Five or six publishing houses spend more than $50,000 a year, each, in advertising. Two spend a good deal more than this sum; and one is reported as saying that he spends $250,000. These are not large sums when compared with the sums spent for advertising other wares. But an advertisement of a shoe published to-day will help to sell that shoe next year. The shoemaker gets a cumulative effect. But your novel advertised to-day will be dead next year. You get no cumulative effect. When I say, therefore, that no publisher has mastered the art of advertising books, I tell the literal truth. They all run against a dead wall; and they will all tell you so in frank moments.

The study of the problem of advertising books takes one far afield. What quality in a book makes it popular anyhow? Even if you are wise enough to know that (and you are very wise if you do know that) the question arises whether advertising is necessary. There have been as many popular books sold in large editions without advertising as with it. If your book is really popular it may sell anyhow. I could make a long list of such books, and a still longer list of books that extensive advertising did not sell—books which seemed to their publishers to have the quality of great popularity.

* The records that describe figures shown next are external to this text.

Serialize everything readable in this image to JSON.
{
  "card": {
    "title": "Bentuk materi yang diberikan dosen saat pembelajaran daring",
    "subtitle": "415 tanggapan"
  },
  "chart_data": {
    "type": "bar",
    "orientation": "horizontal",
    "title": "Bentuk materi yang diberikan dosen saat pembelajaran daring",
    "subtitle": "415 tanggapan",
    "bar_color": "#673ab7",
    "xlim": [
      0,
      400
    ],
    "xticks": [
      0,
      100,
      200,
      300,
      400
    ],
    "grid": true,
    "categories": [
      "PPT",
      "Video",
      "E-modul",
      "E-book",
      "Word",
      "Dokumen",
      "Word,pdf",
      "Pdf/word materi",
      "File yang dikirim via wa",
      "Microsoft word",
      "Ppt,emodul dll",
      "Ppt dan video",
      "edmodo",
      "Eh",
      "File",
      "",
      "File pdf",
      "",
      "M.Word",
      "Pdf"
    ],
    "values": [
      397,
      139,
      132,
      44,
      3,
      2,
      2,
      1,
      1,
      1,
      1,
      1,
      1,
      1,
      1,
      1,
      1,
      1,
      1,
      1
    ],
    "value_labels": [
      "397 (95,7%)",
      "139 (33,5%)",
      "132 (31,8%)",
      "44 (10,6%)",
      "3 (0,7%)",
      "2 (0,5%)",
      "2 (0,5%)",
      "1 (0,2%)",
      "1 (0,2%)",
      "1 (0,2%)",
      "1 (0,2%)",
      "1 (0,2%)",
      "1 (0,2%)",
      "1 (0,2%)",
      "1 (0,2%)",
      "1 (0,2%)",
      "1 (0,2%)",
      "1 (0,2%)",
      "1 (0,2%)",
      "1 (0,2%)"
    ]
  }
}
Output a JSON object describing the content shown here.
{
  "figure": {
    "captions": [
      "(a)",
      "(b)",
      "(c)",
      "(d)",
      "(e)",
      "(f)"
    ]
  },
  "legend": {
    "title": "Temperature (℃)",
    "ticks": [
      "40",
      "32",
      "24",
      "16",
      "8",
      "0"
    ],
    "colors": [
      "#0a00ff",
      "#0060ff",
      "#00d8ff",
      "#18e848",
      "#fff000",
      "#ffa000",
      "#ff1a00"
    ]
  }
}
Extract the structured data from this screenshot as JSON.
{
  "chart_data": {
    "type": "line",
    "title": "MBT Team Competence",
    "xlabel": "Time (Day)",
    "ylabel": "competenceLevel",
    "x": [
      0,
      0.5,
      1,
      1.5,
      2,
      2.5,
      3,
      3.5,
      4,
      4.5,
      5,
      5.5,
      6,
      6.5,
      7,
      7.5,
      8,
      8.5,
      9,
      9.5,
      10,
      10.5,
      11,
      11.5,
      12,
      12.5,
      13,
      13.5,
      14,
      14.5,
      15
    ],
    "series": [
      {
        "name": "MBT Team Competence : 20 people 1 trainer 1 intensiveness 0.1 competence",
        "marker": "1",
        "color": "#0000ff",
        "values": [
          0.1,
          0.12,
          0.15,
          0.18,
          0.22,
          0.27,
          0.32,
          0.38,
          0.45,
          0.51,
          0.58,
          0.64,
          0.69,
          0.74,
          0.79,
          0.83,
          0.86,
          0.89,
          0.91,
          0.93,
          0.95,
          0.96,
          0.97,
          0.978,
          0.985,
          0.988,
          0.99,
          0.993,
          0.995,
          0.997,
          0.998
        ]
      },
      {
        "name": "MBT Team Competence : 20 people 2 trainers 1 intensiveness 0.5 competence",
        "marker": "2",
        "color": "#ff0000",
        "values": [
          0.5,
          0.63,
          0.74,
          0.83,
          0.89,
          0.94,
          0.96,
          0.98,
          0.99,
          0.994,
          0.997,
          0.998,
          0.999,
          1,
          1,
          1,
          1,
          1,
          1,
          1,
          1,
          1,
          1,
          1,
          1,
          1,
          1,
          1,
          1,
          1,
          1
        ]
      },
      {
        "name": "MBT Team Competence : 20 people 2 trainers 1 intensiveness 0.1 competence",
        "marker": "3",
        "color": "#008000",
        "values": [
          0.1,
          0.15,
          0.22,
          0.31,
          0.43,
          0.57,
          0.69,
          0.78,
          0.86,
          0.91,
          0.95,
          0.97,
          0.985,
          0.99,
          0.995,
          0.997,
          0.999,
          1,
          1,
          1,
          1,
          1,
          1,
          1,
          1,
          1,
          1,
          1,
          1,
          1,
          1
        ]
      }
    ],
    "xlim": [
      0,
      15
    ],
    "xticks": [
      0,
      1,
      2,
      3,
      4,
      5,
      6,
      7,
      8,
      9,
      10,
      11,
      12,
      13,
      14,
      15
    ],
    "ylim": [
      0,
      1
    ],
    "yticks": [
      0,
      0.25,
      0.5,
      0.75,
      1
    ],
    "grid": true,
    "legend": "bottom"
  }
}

The question carries us further back still. Let us take the analogy of the shoemaker again. He has shoe stores within reach of the whole population. There is not a village in the land where there is not a store in which shoes are sold. The manufacturers’ salesmen find this distributing machinery ready to their hands. If a man in Arkansas or in Montana or in Florida wants a pair of shoes, he is within reach of a place where he may buy them. Not so with books. There are few bookstores. Two or three per cent. of the population (perhaps less) live within convenient reach of bookshops. True, a book may be ordered by mail. But so may a pair of shoes. But this is not a good substitute for a store, where a man may see the book. The mail-order business will always be secondary to direct sales. But, since bookstores are so few, the book-distributing machinery is wholly inadequate. The publisher has no effective way yet to reach his normal public with his wares.

There is nobody to blame, perhaps. Surely, it would not be a profitable undertaking for any man or woman to buy a stock of books and to open a store in a small town. What is the remedy, then?